La faim en France est probablement l'illustration la plus patente, la plus implacable, de l'effondrement de notre modèle redistributif. En 1985, lorsque Coluche crée les Restos du Cœur, 5 000 bénévoles distribuent 8,5 millions de repas sur l'année. En 2017, les Restos ont distribué 136 millions de repas grâce à 70 000 bénévoles dédiés à 900 000 bénéficiaires… Et l'aide alimentaire a augmenté de plus de 50% depuis le début du COVID. Plus d'1,5 millions de personnes en ont besoin et sont très exposés à la faim, mais les personnes en situation de fragilité alimentaire (qui n'ont pas les ressources nécessaires pour faire trois repas par jour) sont bien plus importantes que cela. En France. En 2021.

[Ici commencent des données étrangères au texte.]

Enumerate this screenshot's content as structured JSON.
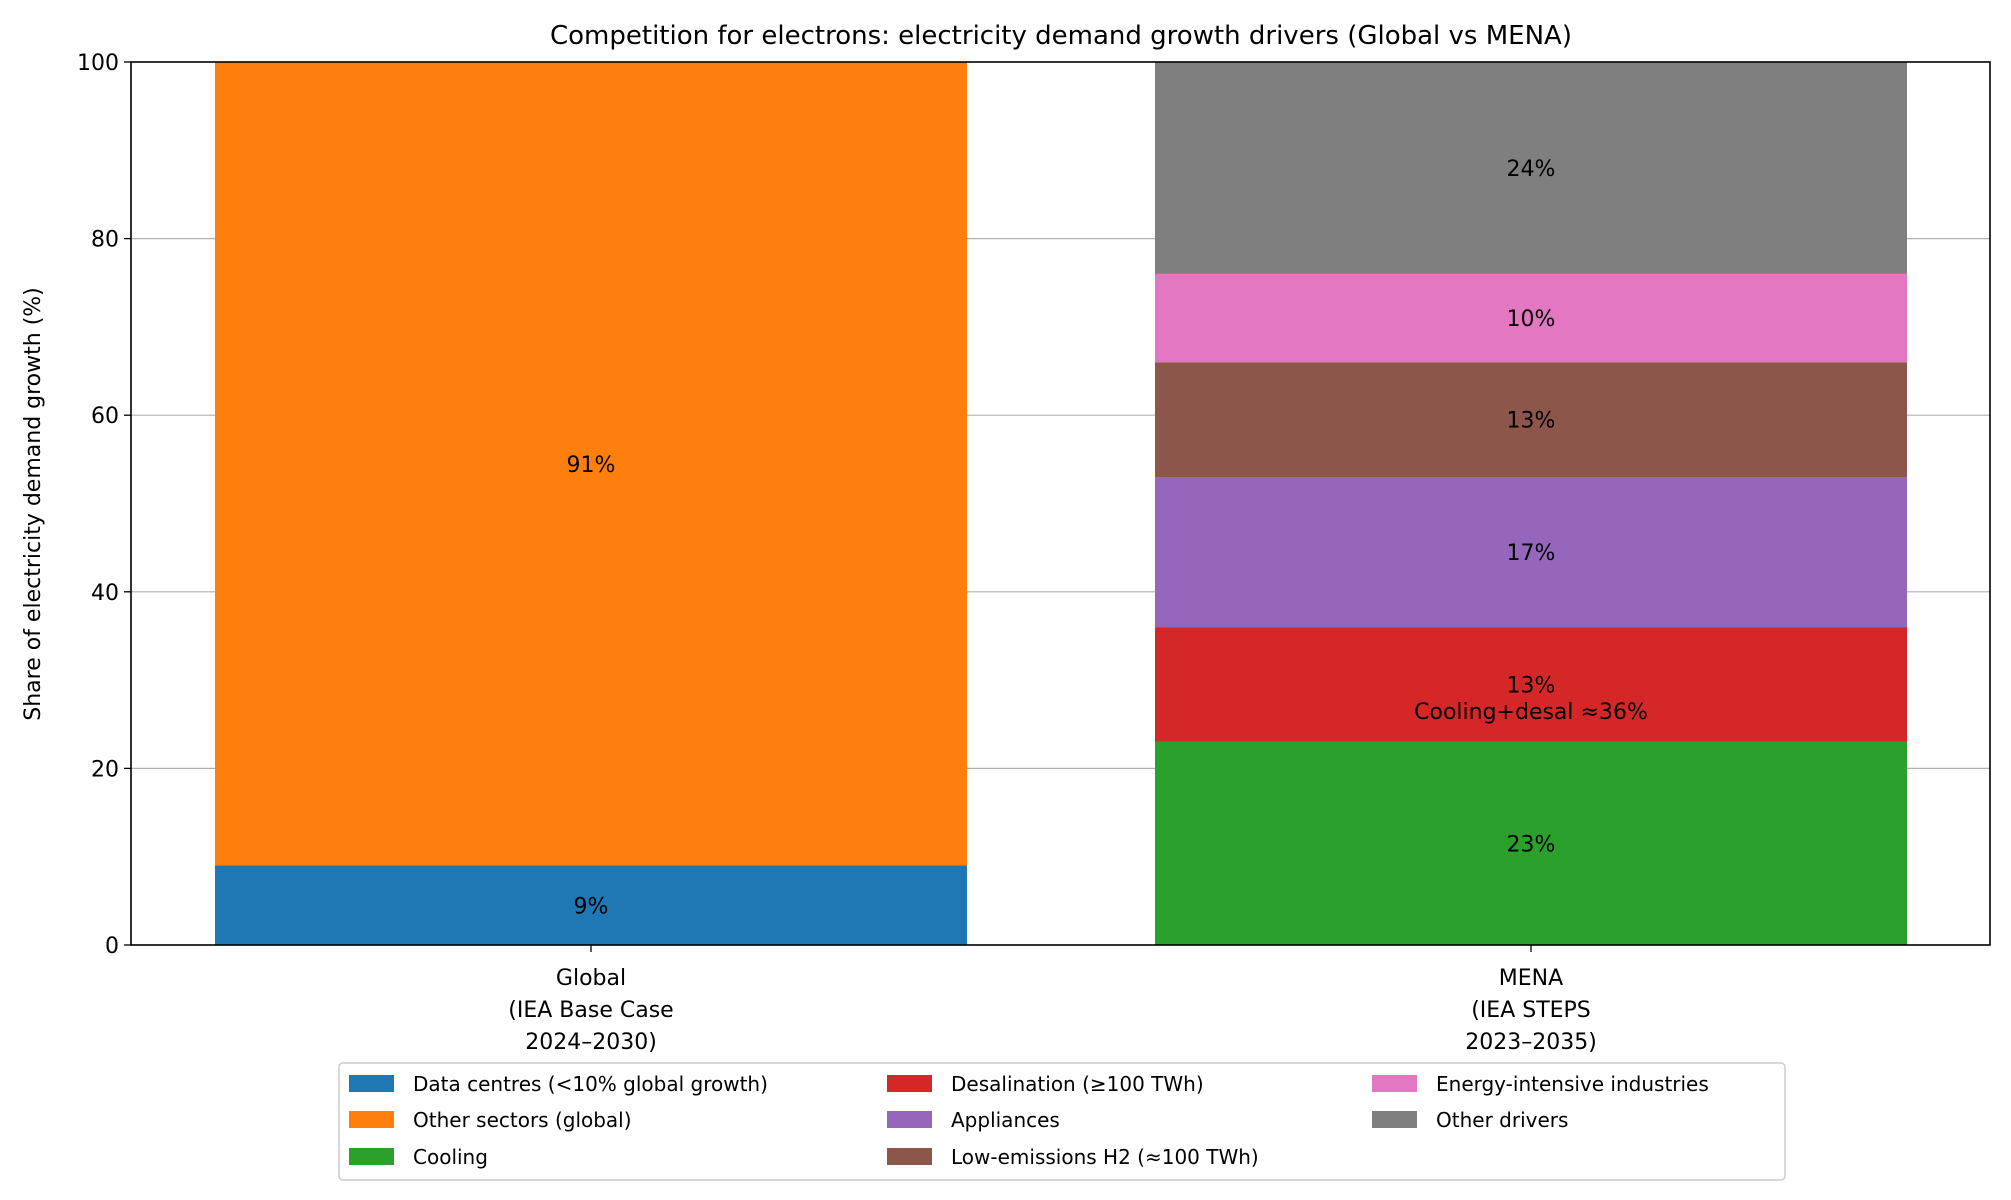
{
  "chart_data": {
    "type": "bar",
    "stacked": true,
    "title": "Competition for electrons: electricity demand growth drivers (Global vs MENA)",
    "xlabel": "",
    "ylabel": "Share of electricity demand growth (%)",
    "ylim": [
      0,
      100
    ],
    "yticks": [
      0,
      20,
      40,
      60,
      80,
      100
    ],
    "grid": "y",
    "legend_position": "bottom-center",
    "categories": [
      [
        "Global",
        "(IEA Base Case",
        "2024–2030)"
      ],
      [
        "MENA",
        "(IEA STEPS",
        "2023–2035)"
      ]
    ],
    "series": [
      {
        "name": "Data centres (<10% global growth)",
        "color": "#1f77b4",
        "values": [
          9,
          0
        ],
        "labels": [
          "9%",
          ""
        ]
      },
      {
        "name": "Other sectors (global)",
        "color": "#ff7f0e",
        "values": [
          91,
          0
        ],
        "labels": [
          "91%",
          ""
        ]
      },
      {
        "name": "Cooling",
        "color": "#2ca02c",
        "values": [
          0,
          23
        ],
        "labels": [
          "",
          "23%"
        ]
      },
      {
        "name": "Desalination (≥100 TWh)",
        "color": "#d62728",
        "values": [
          0,
          13
        ],
        "labels": [
          "",
          "13%"
        ]
      },
      {
        "name": "Appliances",
        "color": "#9467bd",
        "values": [
          0,
          17
        ],
        "labels": [
          "",
          "17%"
        ]
      },
      {
        "name": "Low-emissions H2 (≈100 TWh)",
        "color": "#8c564b",
        "values": [
          0,
          13
        ],
        "labels": [
          "",
          "13%"
        ]
      },
      {
        "name": "Energy-intensive industries",
        "color": "#e377c2",
        "values": [
          0,
          10
        ],
        "labels": [
          "",
          "10%"
        ]
      },
      {
        "name": "Other drivers",
        "color": "#7f7f7f",
        "values": [
          0,
          24
        ],
        "labels": [
          "",
          "24%"
        ]
      }
    ],
    "annotations": [
      {
        "text": "Cooling+desal ≈36%",
        "category": "MENA",
        "y": 26.5
      }
    ]
  }
}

Dans mon quartier, le m2 s'achète au minimum à 11 000 euros, même quand des personnes dorment sur le porche. Les hôtels sociaux et centre anti addictions (la "salle de shoot" est à quelques encablures) jouxtent les ouvertures de restaurants à 15 euros l'entrée et 50 euros la formule sans vin. Comment, dans ces conditions, rester aveugles ou indifférent à l'achat de 3 paquets de pâtes (si possible pas premier prix) de conserves ? C'est évidemment impensable et nous étions nombreux à acheter ce minimum vital en plus de nos graines de courges et pignons de pin hors de prix.

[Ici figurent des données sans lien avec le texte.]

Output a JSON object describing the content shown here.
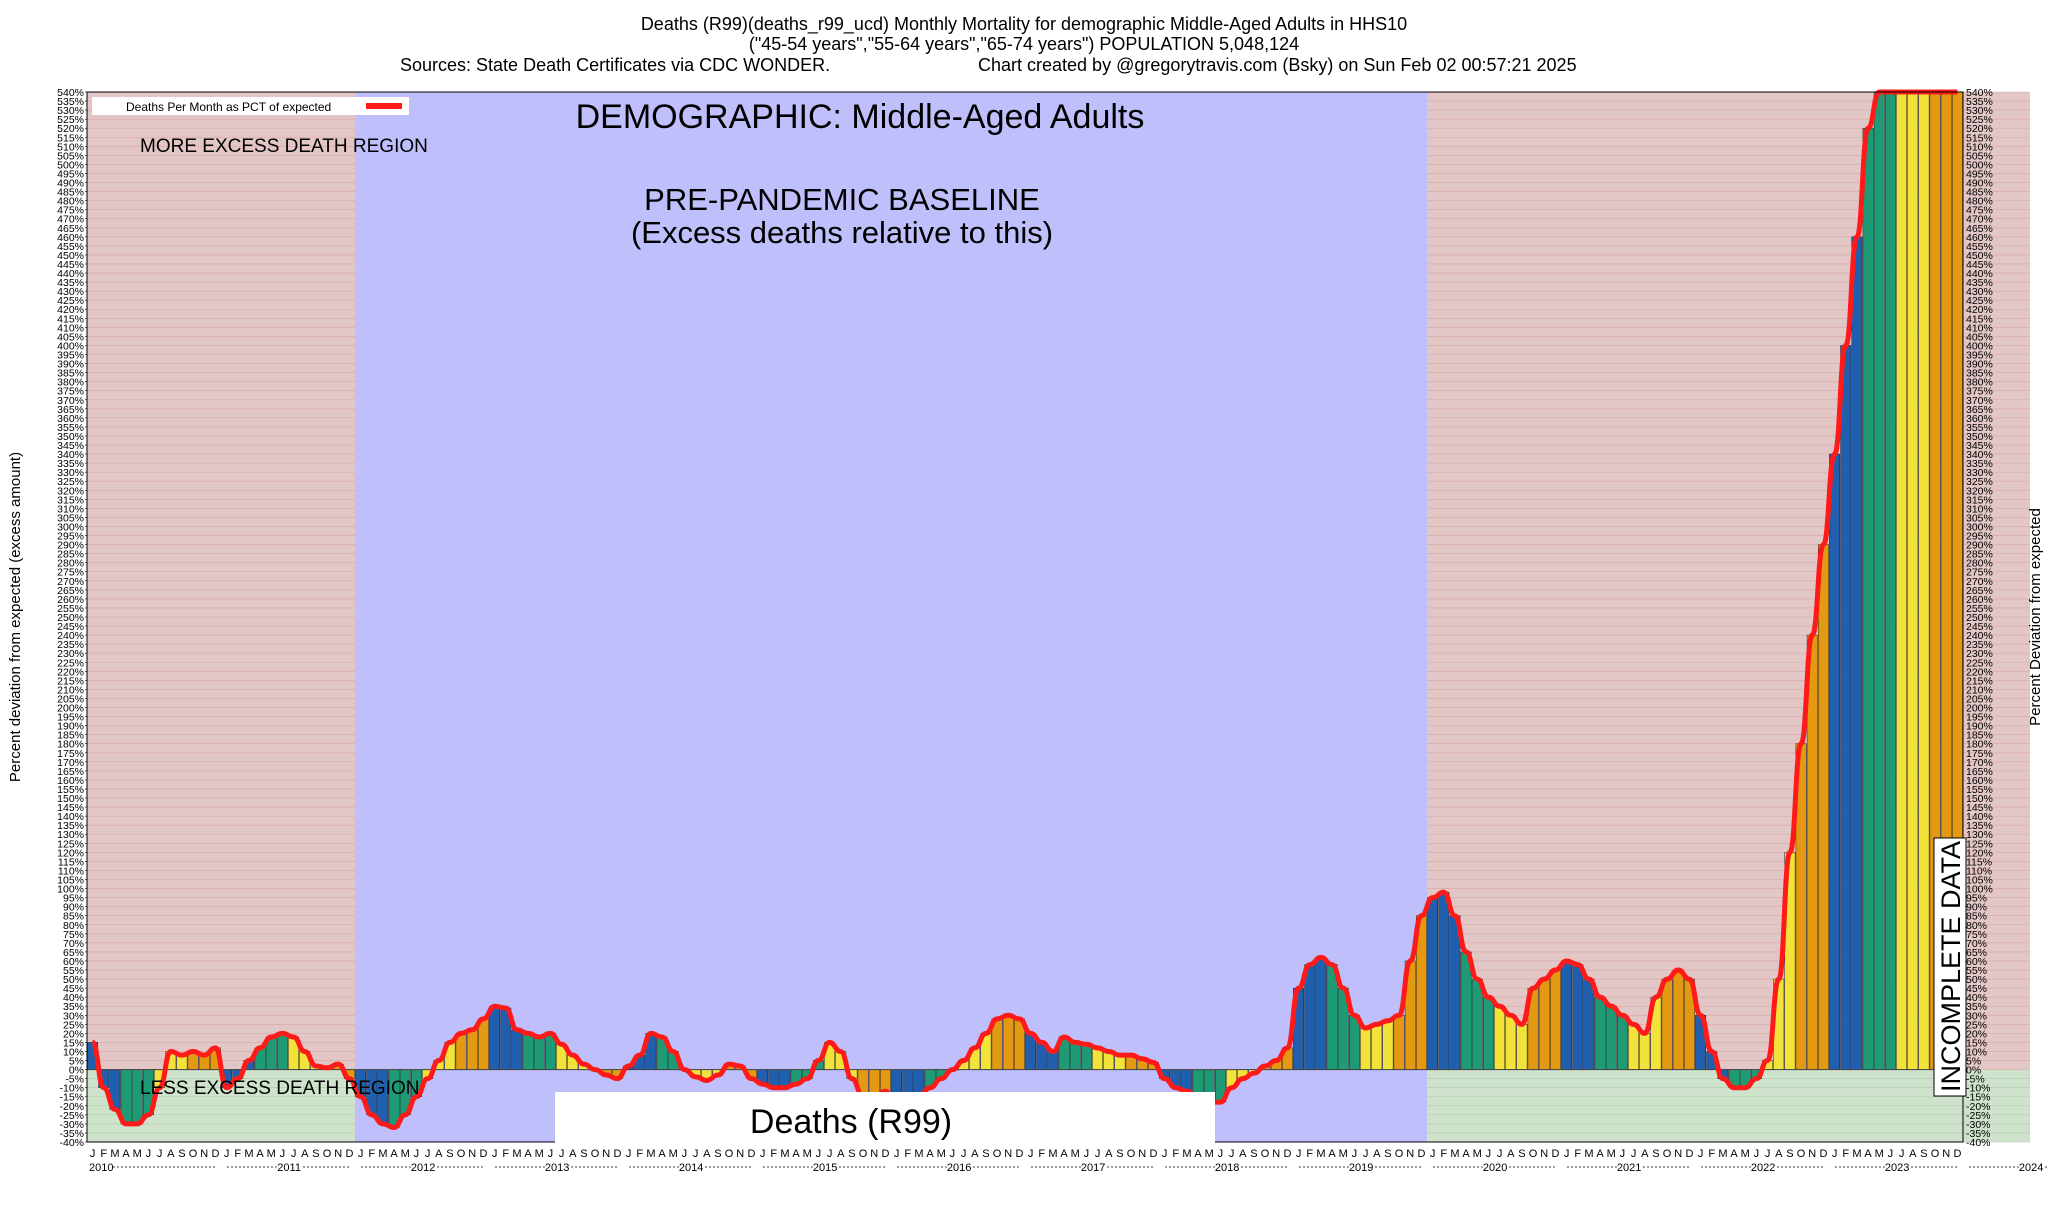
{
  "header": {
    "line1": "Deaths (R99)(deaths_r99_ucd) Monthly Mortality for demographic Middle-Aged Adults in HHS10",
    "line2": "(\"45-54 years\",\"55-64 years\",\"65-74 years\") POPULATION 5,048,124",
    "line3_left": "Sources: State Death Certificates via CDC WONDER.",
    "line3_right": "Chart created by @gregorytravis.com (Bsky) on Sun Feb 02 00:57:21 2025"
  },
  "annotations": {
    "demographic": "DEMOGRAPHIC: Middle-Aged Adults",
    "baseline_line1": "PRE-PANDEMIC BASELINE",
    "baseline_line2": "(Excess deaths relative to this)",
    "more_excess": "MORE EXCESS DEATH REGION",
    "less_excess": "LESS EXCESS DEATH REGION",
    "incomplete": "INCOMPLETE DATA",
    "cause": "Deaths (R99)"
  },
  "colors": {
    "excess_region": "#e3c6c6",
    "baseline_region": "#bfbffc",
    "less_region": "#cfe3cc",
    "line": "#ff1a1a",
    "bar_palette": [
      "#1f5fae",
      "#1e9a74",
      "#f2e33a",
      "#e39a12"
    ]
  },
  "chart_data": {
    "type": "bar",
    "legend": {
      "label": "Deaths Per Month as PCT of expected",
      "position": "top-left"
    },
    "ylabel_left": "Percent deviation from expected (excess amount)",
    "ylabel_right": "Percent Deviation from expected",
    "ylim": [
      -40,
      540
    ],
    "ytick_step": 5,
    "grid": true,
    "years": [
      "2010",
      "2011",
      "2012",
      "2013",
      "2014",
      "2015",
      "2016",
      "2017",
      "2018",
      "2019",
      "2020",
      "2021",
      "2022",
      "2023",
      "2024"
    ],
    "month_letters": [
      "J",
      "F",
      "M",
      "A",
      "M",
      "J",
      "J",
      "A",
      "S",
      "O",
      "N",
      "D"
    ],
    "baseline_period": [
      "2012-01",
      "2019-12"
    ],
    "incomplete_period": [
      "2024-07",
      "2024-12"
    ],
    "series": [
      {
        "name": "Deaths Per Month as PCT of expected",
        "values": [
          15,
          -10,
          -22,
          -30,
          -30,
          -25,
          -10,
          10,
          8,
          10,
          8,
          12,
          -10,
          -5,
          5,
          12,
          18,
          20,
          18,
          10,
          2,
          1,
          3,
          -5,
          -15,
          -25,
          -30,
          -32,
          -25,
          -15,
          -5,
          5,
          15,
          20,
          22,
          28,
          35,
          34,
          22,
          20,
          18,
          20,
          14,
          8,
          3,
          0,
          -3,
          -5,
          2,
          8,
          20,
          18,
          10,
          0,
          -4,
          -6,
          -3,
          3,
          2,
          -5,
          -8,
          -10,
          -10,
          -8,
          -5,
          5,
          15,
          10,
          -5,
          -15,
          -15,
          -12,
          -20,
          -18,
          -15,
          -10,
          -5,
          0,
          5,
          12,
          20,
          28,
          30,
          28,
          20,
          15,
          10,
          18,
          15,
          14,
          12,
          10,
          8,
          8,
          6,
          4,
          -5,
          -10,
          -12,
          -15,
          -18,
          -18,
          -10,
          -5,
          -2,
          2,
          5,
          12,
          45,
          58,
          62,
          58,
          45,
          30,
          23,
          25,
          27,
          30,
          60,
          85,
          95,
          98,
          85,
          65,
          50,
          40,
          35,
          30,
          25,
          45,
          50,
          55,
          60,
          58,
          50,
          40,
          35,
          30,
          25,
          20,
          40,
          50,
          55,
          50,
          30,
          10,
          -5,
          -10,
          -10,
          -5,
          5,
          50,
          120,
          180,
          240,
          290,
          340,
          400,
          460,
          520,
          545,
          545,
          545,
          545,
          545,
          545,
          545,
          545
        ]
      }
    ]
  }
}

La semaine dernière, Fabien Roussel tenait meeting à Stalingrad. Dès lors qu'il arrête de flatter les chasseurs car il est élu d'une circonscription rurale ou les syndicats de flics d'extrême droite car il pense que ça lui permet de piquer des voix à Mélenchon, ce dernier reprend un discours social qui rappel le minimum minimorum de ce qu'on peut attendre aujourd'hui, en termes d'urgence sociale. Tripler l'ISF, nationaliser les banques rapaces et taxer à plus de 50% les dividendes qui atteindront cette année l'indécente somme de 52 milliards. Le 1/10e de ces sommes suffiraient à ce que personne ne souffre de la faim, aujourd'hui. Y compris les malheureux.ses qui s'entassent dans des camps en attendant une chimérique régularisation ou un hypothétique départ vers l'Angleterre. Mélangeant Pascal et Sartre, songeant à l'infiniment grand des profits pour quelqu'uns et l'infiniment petit des ressources pour tant d'autres, j'ai la nausée... Et je ne vous dis pas ce que suscite comme envie avec les mains pleines d'argent sale...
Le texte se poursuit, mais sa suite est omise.